The aim of this study is to find a succesful treatment for chronic abdominal pain and small intestinal bacterial overgrowth in children and at the same time improve the quality of life of these children. A second aim is to reduce the hospital visits…
ID
Source
Brief title
Condition
- Gastrointestinal signs and symptoms
Synonym
Research involving
Sponsors and support
Intervention
Outcome measures
Primary outcome
Primary outcome measures are the percentages of patients with complete
remission of chronic abdominal pain after the treatment phase
(t = 1), at six months follow up (t = 2) and 12 month after starting the
therapy (t=3).
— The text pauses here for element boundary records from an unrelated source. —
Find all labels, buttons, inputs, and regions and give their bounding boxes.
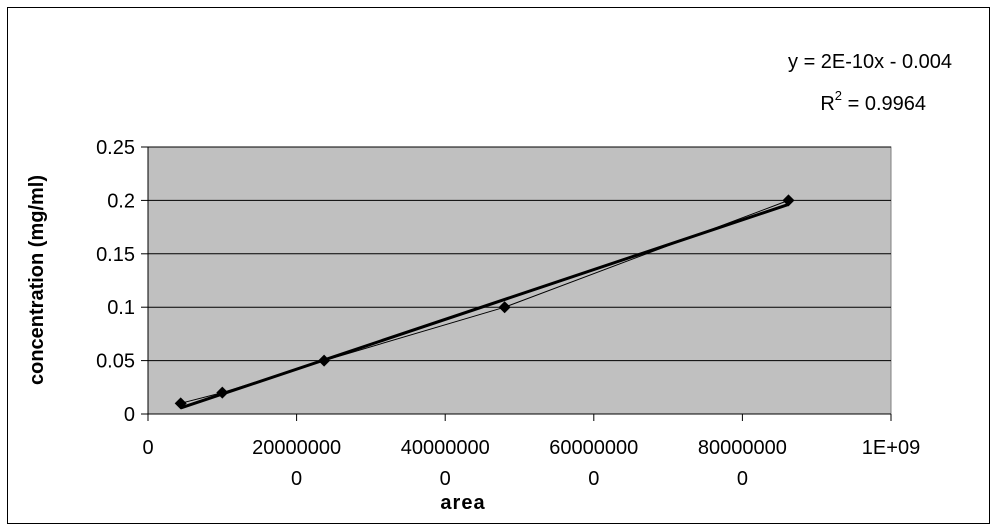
x-tick-label-line: 1E+09 [862,437,920,459]
x-tick-label-line: 0 [737,468,748,490]
r-squared-prefix: R [820,93,834,115]
x-tick-label-line: 40000000 [401,437,490,459]
x-tick-label: 80000000 0 [698,437,787,490]
y-tick-label: 0.15 [96,244,135,266]
x-tick-label-line: 0 [588,468,599,490]
y-tick-labels: 0 0.05 0.1 0.15 0.2 0.25 [96,137,135,426]
x-tick-label-line: 80000000 [698,437,787,459]
x-tick-label: 40000000 0 [401,437,490,490]
y-axis-label: concentration (mg/ml) [26,175,48,385]
y-tick-label: 0.1 [107,297,135,319]
trendline-equation: y = 2E-10x - 0.004 [788,51,952,73]
y-tick-label: 0.25 [96,137,135,159]
x-tick-label-line: 0 [291,468,302,490]
x-tick-label: 60000000 0 [549,437,638,490]
x-tick-label: 20000000 0 [252,437,341,490]
plot-area [148,147,891,414]
x-tick-labels: 0 20000000 0 40000000 0 60000000 0 80000000 0 1E+… [142,437,920,490]
y-tick-label: 0.2 [107,190,135,212]
x-tick-label-line: 20000000 [252,437,341,459]
r-squared-label: R2 = 0.9964 [820,88,926,115]
x-tick-label: 1E+09 [862,437,920,459]
x-tick-label-line: 60000000 [549,437,638,459]
x-tick-label: 0 [142,437,153,459]
y-tick-label: 0 [124,404,135,426]
x-tick-label-line: 0 [440,468,451,490]
y-tick-label: 0.05 [96,351,135,373]
x-axis-label: area [440,492,485,514]
x-tick-label-line: 0 [142,437,153,459]
r-squared-exponent: 2 [835,88,842,103]
r-squared-value: = 0.9964 [842,93,926,115]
Clinical remission is defined as a decrease of the pain
intensity score and pain frequency score of > 80%; significant improvement is
defined as a decrease of pain intensity score and pain frequency score between
30% and 80% and treatment is considered unsuccessful if the scores improved <
30% or got worse.
Secondary outcome
Secondary outcome measures is the presence of small intestinal bacterial
overgrowth.
Background summary
Chronic abdominal pain is present in 0.3-19% of school-going children in the US
and Europe and is one of the most frequent reasons to visit a pediatrician1. In
29.1% of patients with chronic abdominal pain, pain persists for more than 5
years, despite frequent medical attention.
The pathogenesis of chronic abdominal pain remains unclear, although several
mechanisms have been proposed to explain the symptoms of this condition. Recent
studies have also pointed to an underlying gut microbial mechanism for chronic
abdominal pain. When the microbial population native to the large intestine
migrates proximally into the small intestine, a shift in the host-gut microbial
relationship occurs, known as small intestinal bacterial overgrowth (SIBO).
Similar to children with chronic abdominal pain, children with SIBO complain of
nausea, abdominal pain, flatulence, diarrhoea and constipation.
In a recent study, small intestinal bacterial overgrowth has been reported in
91% of children with chronic abdominal pain compared to 35% in healthy
children. They also found an association between small intestine bacterial
overgrowth and irritable bowel syndrome in children.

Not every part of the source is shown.